In grammar, we have no level of classification which is as objective as that. So far as I can see, whether one takes gross distinctions such as clause v. phrase, or fine distinctions, say infinitival indirect question v. infinitival relative clause, we always have to depend on unsystematic common sense and Sprachgefühl to decide which categories to recognize and where to plot the boundaries between them.

It feels unsatisfying not to have a firmer foundation for our annotation activity. Yet anything which enables us to impose some kind of order and classification on our bodies of raw language data is surely far better than nothing.

References

Ayala, F.J. (1995) “Evolution, the theory of”. Encyclopaedia Britannica, 15th ed., vol. 18, pp. 855-83.

Katz, J.J. (1981) Language and Other Abstract Objects. Rowman & Littlefield (Totowa, New Jersey).

Langendoen, D.T. (1997) Review of Sampson (1995).
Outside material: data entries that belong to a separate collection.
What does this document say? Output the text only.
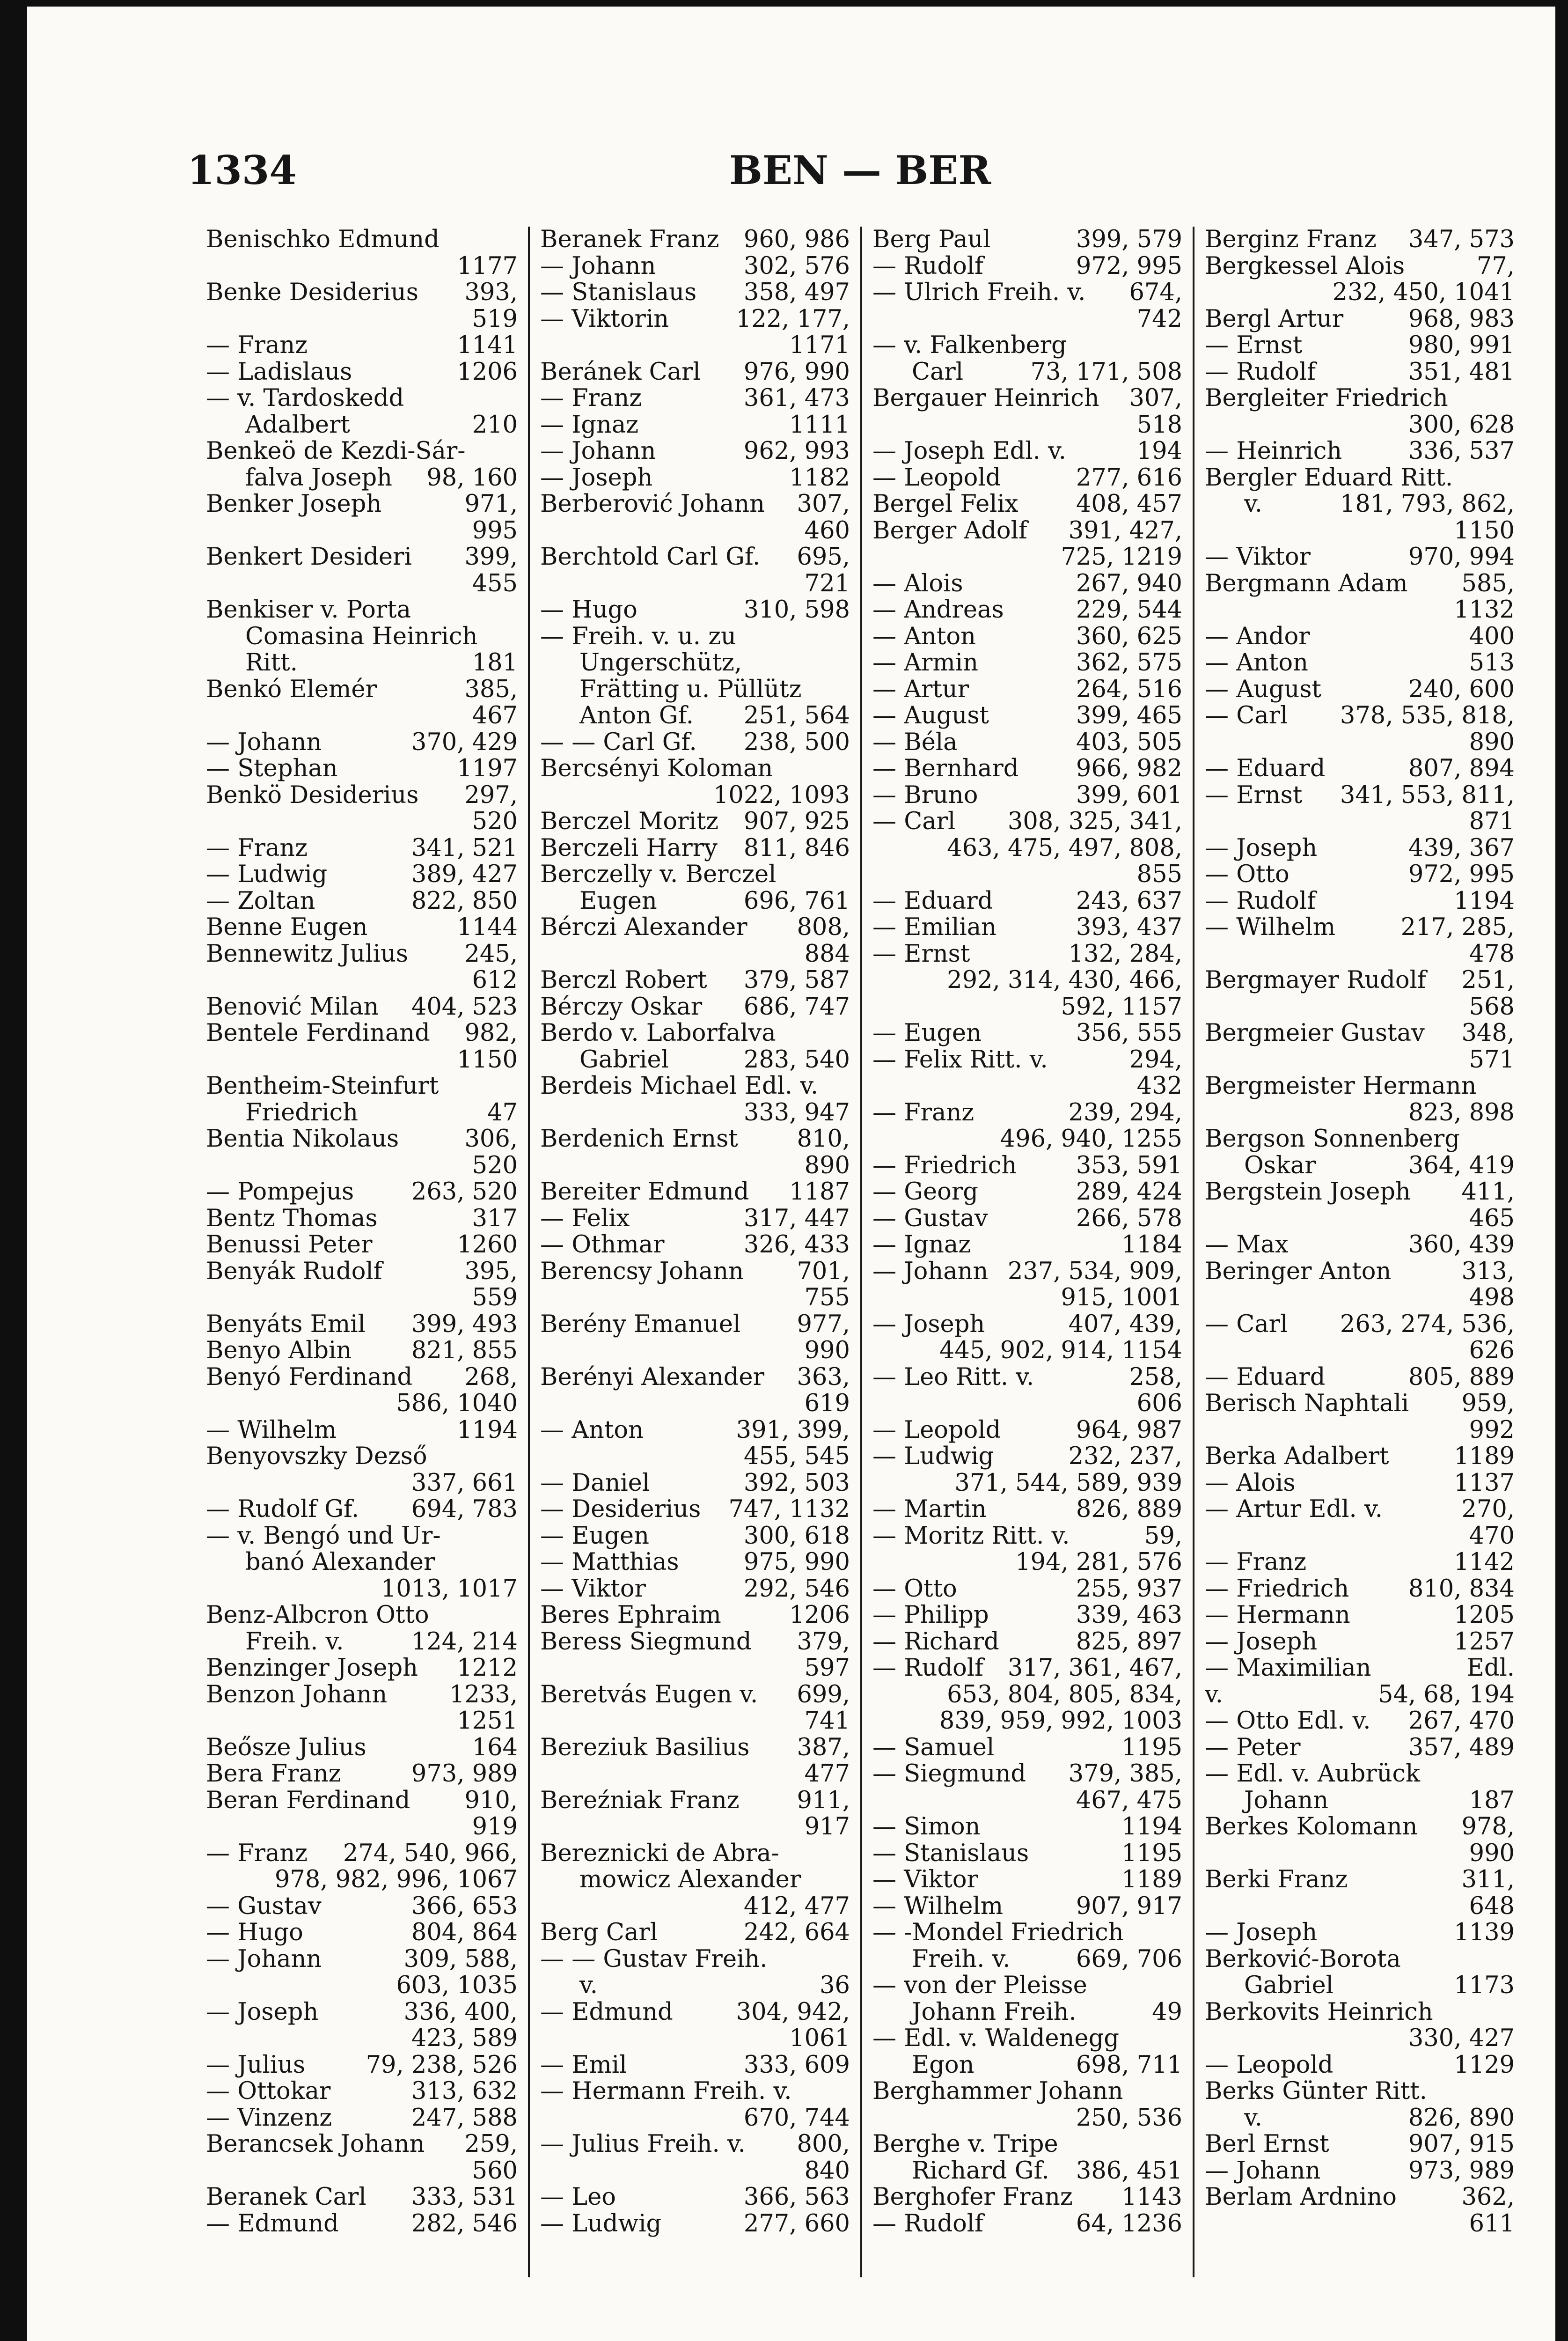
1334	BEN — BER
Benischko Edmund
1177
393,
Benke Desiderius
519
1141
— Franz
1206
— Ladislaus
— v. Tardoskedd
210
Adalbert
Benkeö de Kezdi-Sár-
98, 160
falva Joseph
971,
Benker Joseph
995
399,
Benkert Desideri
455
Benkiser v. Porta
Comasina Heinrich
181
Ritt.
385,
Benkó Elemér
467
370, 429
— Johann
1197
— Stephan
297,
Benkö Desiderius
520
341, 521
— Franz
389, 427
— Ludwig
822, 850
— Zoltan
1144
Benne Eugen
245,
Bennewitz Julius
612
404, 523
Benović Milan
982,
Bentele Ferdinand
1150
Bentheim-Steinfurt
47
Friedrich
306,
Bentia Nikolaus
520
263, 520
— Pompejus
317
Bentz Thomas
1260
Benussi Peter
395,
Benyák Rudolf
559
399, 493
Benyáts Emil
821, 855
Benyo Albin
268,
Benyó Ferdinand
586, 1040
1194
— Wilhelm
Benyovszky Dezső
337, 661
694, 783
— Rudolf Gf.
— v. Bengó und Ur-
banó Alexander
1013, 1017
Benz-Albcron Otto
124, 214
Freih. v.
1212
Benzinger Joseph
1233,
Benzon Johann
1251
164
Beősze Julius
973, 989
Bera Franz
910,
Beran Ferdinand
919
274, 540, 966,
— Franz
978, 982, 996, 1067
366, 653
— Gustav
804, 864
— Hugo
309, 588,
— Johann
603, 1035
336, 400,
— Joseph
423, 589
79, 238, 526
— Julius
313, 632
— Ottokar
247, 588
— Vinzenz
259,
Berancsek Johann
560
333, 531
Beranek Carl
282, 546
— Edmund
960, 986
Beranek Franz
302, 576
— Johann
358, 497
— Stanislaus
122, 177,
— Viktorin
1171
976, 990
Beránek Carl
361, 473
— Franz
1111
— Ignaz
962, 993
— Johann
1182
— Joseph
307,
Berberović Johann
460
695,
Berchtold Carl Gf.
721
310, 598
— Hugo
— Freih. v. u. zu
Ungerschütz,
Frätting u. Püllütz
251, 564
Anton Gf.
238, 500
— — Carl Gf.
Bercsényi Koloman
1022, 1093
907, 925
Berczel Moritz
811, 846
Berczeli Harry
Berczelly v. Berczel
696, 761
Eugen
808,
Bérczi Alexander
884
379, 587
Berczl Robert
686, 747
Bérczy Oskar
Berdo v. Laborfalva
283, 540
Gabriel
Berdeis Michael Edl. v.
333, 947
810,
Berdenich Ernst
890
1187
Bereiter Edmund
317, 447
— Felix
326, 433
— Othmar
701,
Berencsy Johann
755
977,
Berény Emanuel
990
363,
Berényi Alexander
619
391, 399,
— Anton
455, 545
392, 503
— Daniel
747, 1132
— Desiderius
300, 618
— Eugen
975, 990
— Matthias
292, 546
— Viktor
1206
Beres Ephraim
379,
Beress Siegmund
597
699,
Beretvás Eugen v.
741
387,
Bereziuk Basilius
477
911,
Bereźniak Franz
917
Bereznicki de Abra-
mowicz Alexander
412, 477
242, 664
Berg Carl
— — Gustav Freih.
36
v.
304, 942,
— Edmund
1061
333, 609
— Emil
— Hermann Freih. v.
670, 744
800,
— Julius Freih. v.
840
366, 563
— Leo
277, 660
— Ludwig
399, 579
Berg Paul
972, 995
— Rudolf
674,
— Ulrich Freih. v.
742
— v. Falkenberg
73, 171, 508
Carl
307,
Bergauer Heinrich
518
194
— Joseph Edl. v.
277, 616
— Leopold
408, 457
Bergel Felix
391, 427,
Berger Adolf
725, 1219
267, 940
— Alois
229, 544
— Andreas
360, 625
— Anton
362, 575
— Armin
264, 516
— Artur
399, 465
— August
403, 505
— Béla
966, 982
— Bernhard
399, 601
— Bruno
308, 325, 341,
— Carl
463, 475, 497, 808,
855
243, 637
— Eduard
393, 437
— Emilian
132, 284,
— Ernst
292, 314, 430, 466,
592, 1157
356, 555
— Eugen
294,
— Felix Ritt. v.
432
239, 294,
— Franz
496, 940, 1255
353, 591
— Friedrich
289, 424
— Georg
266, 578
— Gustav
1184
— Ignaz
237, 534, 909,
— Johann
915, 1001
407, 439,
— Joseph
445, 902, 914, 1154
258,
— Leo Ritt. v.
606
964, 987
— Leopold
232, 237,
— Ludwig
371, 544, 589, 939
826, 889
— Martin
59,
— Moritz Ritt. v.
194, 281, 576
255, 937
— Otto
339, 463
— Philipp
825, 897
— Richard
317, 361, 467,
— Rudolf
653, 804, 805, 834,
839, 959, 992, 1003
1195
— Samuel
379, 385,
— Siegmund
467, 475
1194
— Simon
1195
— Stanislaus
1189
— Viktor
907, 917
— Wilhelm
— -Mondel Friedrich
669, 706
Freih. v.
— von der Pleisse
49
Johann Freih.
— Edl. v. Waldenegg
698, 711
Egon
Berghammer Johann
250, 536
Berghe v. Tripe
386, 451
Richard Gf.
1143
Berghofer Franz
64, 1236
— Rudolf
347, 573
Berginz Franz
77,
Bergkessel Alois
232, 450, 1041
968, 983
Bergl Artur
980, 991
— Ernst
351, 481
— Rudolf
Bergleiter Friedrich
300, 628
336, 537
— Heinrich
Bergler Eduard Ritt.
181, 793, 862,
v.
1150
970, 994
— Viktor
585,
Bergmann Adam
1132
400
— Andor
513
— Anton
240, 600
— August
378, 535, 818,
— Carl
890
807, 894
— Eduard
341, 553, 811,
— Ernst
871
439, 367
— Joseph
972, 995
— Otto
1194
— Rudolf
217, 285,
— Wilhelm
478
251,
Bergmayer Rudolf
568
348,
Bergmeier Gustav
571
Bergmeister Hermann
823, 898
Bergson Sonnenberg
364, 419
Oskar
411,
Bergstein Joseph
465
360, 439
— Max
313,
Beringer Anton
498
263, 274, 536,
— Carl
626
805, 889
— Eduard
959,
Berisch Naphtali
992
1189
Berka Adalbert
1137
— Alois
270,
— Artur Edl. v.
470
1142
— Franz
810, 834
— Friedrich
1205
— Hermann
1257
— Joseph
Edl.
— Maximilian
54, 68, 194
v.
267, 470
— Otto Edl. v.
357, 489
— Peter
— Edl. v. Aubrück
187
Johann
978,
Berkes Kolomann
990
311,
Berki Franz
648
1139
— Joseph
Berković-Borota
1173
Gabriel
Berkovits Heinrich
330, 427
1129
— Leopold
Berks Günter Ritt.
826, 890
v.
907, 915
Berl Ernst
973, 989
— Johann
362,
Berlam Ardnino
611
Language 73.600-3.

Meteer, Marie, et al. (1995) Dysfluency Annotation Stylebook for the Switchboard Corpus. http://www.ldc.upenn.edu/

myl/DFL-book.pdf

Rahman, Anna & G.R. Sampson (2000) “Extending grammar annotation standards to spontaneous speech”. In J.M. Kirk, ed., Corpora Galore: Analyses and Techniques in Describing English, pp. 295-311. Rodopi (Amsterdam).

Sampson, G.R. (1995) English for the Computer: the SUSANNE Corpus and Analytic Scheme. Clarendon Press (Oxford).

Stafleu, F.A. (1971) Linnaeus and the Linnaeans. A. Oosthoek’s Uitgeversmaatschappij (Utrecht).

* This research was supported by the Economic and Social Research Council (UK).